E-commerce policy in six months; to address the privacy of data and tax issues
On the issue of a possible regulator of the sector, the Minister of Trade said that it would depend on whether the policy needed legislative requirements, new regulations or laws already in place. The Government has announced that an e-commerce policy framework will be developed within the next six months.
The comprehensive policy is expected to focus on all aspects of e-commerce and consumers. It will include the privacy of data and taxes, regardless of a range of technical aspects such as technology transfer, server localization, and communication issues.
Trade Minister Rita Teaotia said on Tuesday that a large number of ministries, key players in the industry and a number of regulators, including India’s Competition Commission and the Telecommunications Regulatory Authority of India, would participate in policy formulation. The Thought Committee in charge of policy formulation held its first meeting on Tuesday.
On the issue of a possible regulator of the sector, Tiotia said it would depend on whether the policy needed legislative requirements, new regulations or laws already in place. A task force will now be formed and is expected to make recommendations to e-commerce. Tank within five months. On the other hand, the Research Center will temporarily have a month to finish the framework.
Flipkart, Amazon, Paytm, etc
Major e-commerce companies such as Flipkart, Paytm’s main portfolio, and the MakeMyTrip service provider came out at full strength on Tuesday at a stakeholder consultation meeting. Apart from the privacy of the data, most companies were frank about the taxes and claims that were filed against them by mask and mortar retailers on the issue of excessive discounts being offered.

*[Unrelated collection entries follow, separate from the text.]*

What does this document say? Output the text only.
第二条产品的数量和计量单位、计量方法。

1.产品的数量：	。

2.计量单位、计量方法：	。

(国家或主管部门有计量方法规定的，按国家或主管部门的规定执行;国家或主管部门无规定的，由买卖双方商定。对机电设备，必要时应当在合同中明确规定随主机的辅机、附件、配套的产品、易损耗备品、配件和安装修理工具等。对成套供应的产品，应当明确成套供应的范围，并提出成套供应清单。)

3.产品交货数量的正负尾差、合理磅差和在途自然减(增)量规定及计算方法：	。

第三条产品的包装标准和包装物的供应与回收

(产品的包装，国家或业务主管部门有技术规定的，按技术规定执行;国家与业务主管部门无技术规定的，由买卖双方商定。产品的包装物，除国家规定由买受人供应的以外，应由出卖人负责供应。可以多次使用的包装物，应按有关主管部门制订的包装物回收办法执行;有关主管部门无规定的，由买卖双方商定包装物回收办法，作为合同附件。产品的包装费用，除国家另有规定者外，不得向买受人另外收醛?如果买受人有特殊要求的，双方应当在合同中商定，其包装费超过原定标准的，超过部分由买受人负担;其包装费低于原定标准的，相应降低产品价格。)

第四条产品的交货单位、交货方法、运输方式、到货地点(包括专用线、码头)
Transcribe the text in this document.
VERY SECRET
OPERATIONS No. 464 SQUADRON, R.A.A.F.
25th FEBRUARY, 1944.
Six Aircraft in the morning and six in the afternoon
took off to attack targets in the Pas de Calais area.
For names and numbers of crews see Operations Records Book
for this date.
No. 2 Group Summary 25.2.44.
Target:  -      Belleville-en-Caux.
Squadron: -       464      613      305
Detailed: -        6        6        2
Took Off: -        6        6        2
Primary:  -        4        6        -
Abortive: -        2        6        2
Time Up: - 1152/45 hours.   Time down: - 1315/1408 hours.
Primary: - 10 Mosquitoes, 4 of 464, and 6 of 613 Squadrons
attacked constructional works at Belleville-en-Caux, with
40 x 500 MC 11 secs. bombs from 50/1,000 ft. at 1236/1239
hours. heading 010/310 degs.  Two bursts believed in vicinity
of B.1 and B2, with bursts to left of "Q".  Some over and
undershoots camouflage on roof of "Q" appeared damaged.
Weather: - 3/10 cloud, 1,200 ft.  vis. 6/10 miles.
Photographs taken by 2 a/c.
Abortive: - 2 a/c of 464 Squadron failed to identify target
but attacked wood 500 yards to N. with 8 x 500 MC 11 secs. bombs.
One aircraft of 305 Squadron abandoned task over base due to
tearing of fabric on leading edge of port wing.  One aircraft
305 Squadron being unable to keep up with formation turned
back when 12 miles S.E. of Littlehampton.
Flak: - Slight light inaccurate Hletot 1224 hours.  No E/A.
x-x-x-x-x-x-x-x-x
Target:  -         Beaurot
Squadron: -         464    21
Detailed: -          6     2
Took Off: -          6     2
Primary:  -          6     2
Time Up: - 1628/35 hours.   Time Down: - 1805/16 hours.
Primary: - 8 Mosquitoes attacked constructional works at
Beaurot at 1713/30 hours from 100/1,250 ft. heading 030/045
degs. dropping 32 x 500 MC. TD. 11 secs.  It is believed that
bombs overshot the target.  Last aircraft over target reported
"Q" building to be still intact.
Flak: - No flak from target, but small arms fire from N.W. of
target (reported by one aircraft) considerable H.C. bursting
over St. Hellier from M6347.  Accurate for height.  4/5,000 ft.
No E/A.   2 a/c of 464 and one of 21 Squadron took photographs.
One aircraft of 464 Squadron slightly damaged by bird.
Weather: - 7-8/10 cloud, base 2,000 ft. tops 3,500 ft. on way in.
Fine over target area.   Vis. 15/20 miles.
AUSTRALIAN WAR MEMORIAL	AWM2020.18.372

The debate was quite clear that the discount and the fact that stocks were not allowed, either directly or indirectly, were not allowed by online markets, but there is obviously a lot of concern about whether this is being implemented effectively or No, and if not, what will be done about it.
The e-commerce policy may not go hand in hand with India’s arguments about e-commerce in the World Trade Organization (WTO), a senior Commerce Ministry official said. Over the past two years, developed countries have consistently pushed forward a proposed set of global e-commerce rules. India argued that the move would lead to the exclusion of discussions on food security and other development-related issues of concern to developing countries.
However, the domestic e-commerce industry has also remained cool for the proposal, fearing that the new rules could provide an excuse to enter the unfair duty market to foreign companies.
Since this is an agenda driven by the World Trade Organization, our proposal was that access to data, platforms, and markets in India must be reciprocal. The Indian open market, in some way, Big for global companies, but the same may not be true for local companies.